The report says nothing meaningful about the dodgy deals, how to prevent them in future and provide redress to the victims.
Instead, it claims to be “disappointed by what can only be described as a frenzied attack on unions by Coalition and Greens senators acting seemingly in unison”.
The committee’s non-Labor members offer their own advice and comments, including a dissenting report from Coalition senators, which is where the government needs to look.
It says, “As this inquiry has exposed, for many years unions have signed enterprise agreements with large enterprises that include cuts to Sunday penalty rates” and “small businesses have been on an uneven playing field relative to large businesses”. Some of the examples cited are:
- A bed and breakfast has needed to pay about $10 an hour more than a five-star hotel.

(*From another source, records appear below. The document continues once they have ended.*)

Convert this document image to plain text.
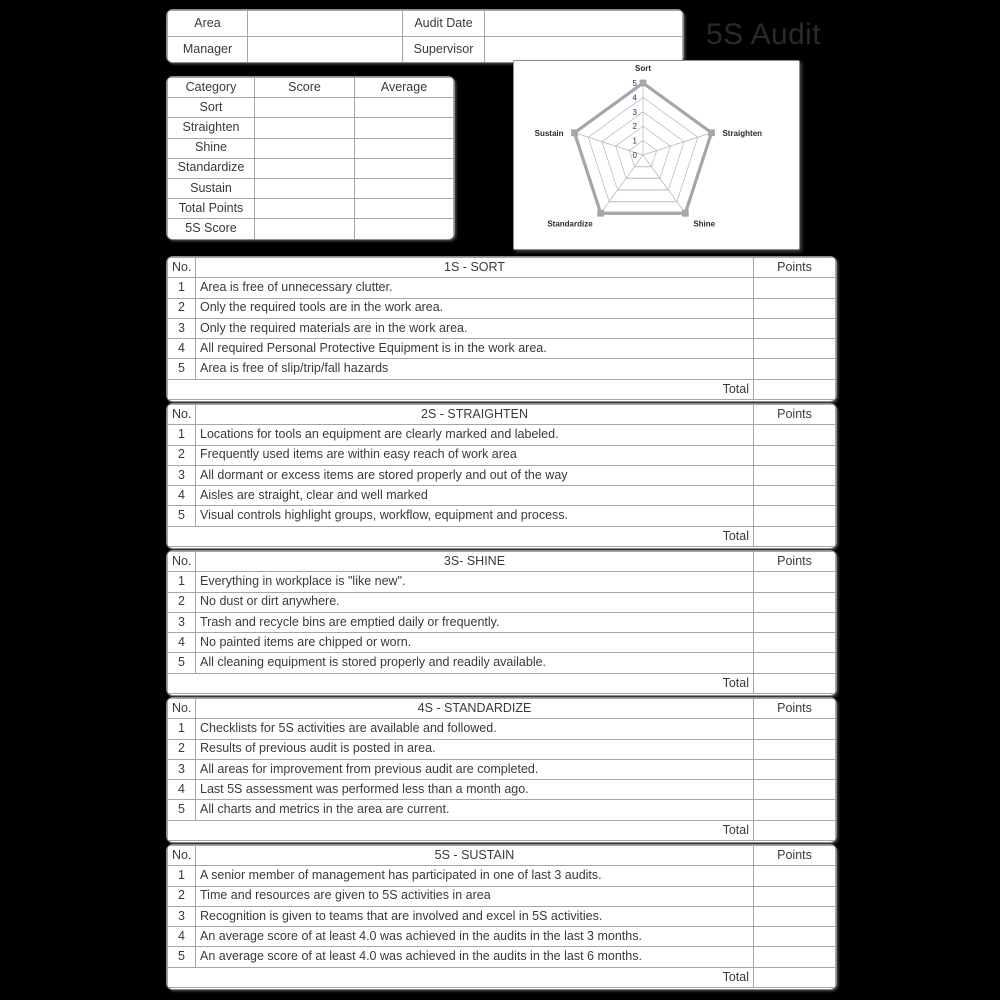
Area		Audit Date	
Manager		Supervisor		5S Audit
Category	Score	Average
Sort		
Straighten		
Shine		
Standardize		
Sustain		
Total Points		
5S Score		
0
1
2
3
4
5
Sort
Straighten
Shine
Standardize
Sustain
No.	1S - SORT	Points
1	Area is free of unnecessary clutter.	
2	Only the required tools are in the work area.	
3	Only the required materials are in the work area.	
4	All required Personal Protective Equipment is in the work area.	
5	Area is free of slip/trip/fall hazards	
Total		
No.	2S - STRAIGHTEN	Points
1	Locations for tools an equipment are clearly marked and labeled.	
2	Frequently used items are within easy reach of work area	
3	All dormant or excess items are stored properly and out of the way	
4	Aisles are straight, clear and well marked	
5	Visual controls highlight groups, workflow, equipment and process.	
Total		
No.	3S- SHINE	Points
1	Everything in workplace is "like new".	
2	No dust or dirt anywhere.	
3	Trash and recycle bins are emptied daily or frequently.	
4	No painted items are chipped or worn.	
5	All cleaning equipment is stored properly and readily available.	
Total		
No.	4S - STANDARDIZE	Points
1	Checklists for 5S activities are available and followed.	
2	Results of previous audit is posted in area.	
3	All areas for improvement from previous audit are completed.	
4	Last 5S assessment was performed less than a month ago.	
5	All charts and metrics in the area are current.	
Total		
No.	5S - SUSTAIN	Points
1	A senior member of management has participated in one of last 3 audits.	
2	Time and resources are given to 5S activities in area	
3	Recognition is given to teams that are involved and excel in 5S activities.	
4	An average score of at least 4.0 was achieved in the audits in the last 3 months.	
5	An average score of at least 4.0 was achieved in the audits in the last 6 months.	
Total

- A takeaway shop has needed to pay about $8 an hour more than KFC, McDonald’s or Pizza Hut.
- A specialty food shop has needed to pay about $5 an hour more than Woolworths or Coles.
Labor’s main defence of these deals is that any losses are offset by a higher base rate of pay. Coalition senators demolish this in the report, calling it the “feeble ‘rolled up’ rate difference”. “Evidence from a number of people who work for large retailers” suggests “they were worse off … (and) not informed — either by the company or the union — that their agreement included penalty rates that were lower than the award”.
They add: “This inquiry showed that unions appear happy to trade away penalty rates in enterprise agreements, clearly because these arrangements suit union leaders, as opposed to workers … through union membership, union dues and superannuation contributions paid by default into union-aligned industry superannuation funds.”
The committee also learned that the Shop, Distributive and Allied Workers Association had been paying 10 per cent of union dues, deducted from people’s pay, to Coles and Woolworths. Although this is allegedly going to change now, “These payments are yet another indicative example of the cosy relationships between big unions and big businesses.” And, finally, “the SDA is the ALP’s largest union affiliate”. Widespread wage theft is funding the ALP.
The Greens say in the report, “the only collusion we can discern is between Labor, SDA and big corporations” who are “working in unison to deny young workers their penalty rates”. It is “a scandal” and “cannot be allowed to continue”.
They calculate that, “extrapolated over six years, Woolworths has collected up to $12 million of their employees’ union fees” and “Coles has collected up to $10.2m of their employees’ union fees”.
Further, “the full extent of the underpayment remains unknown” and “a royal commission into underpayment of penalty rates and other wage theft” should be established “to fully investigate the extent of wage theft and below-award payment” and recommend appropriate compensation.
That would be a pretty big bomb to drop on Labor, and it is the perfect time to do it. It would be the right thing to do.
After all, our industrial relations system must be fully transparent, fairly administered, corruption free and not used to undermine competition and distort the free market.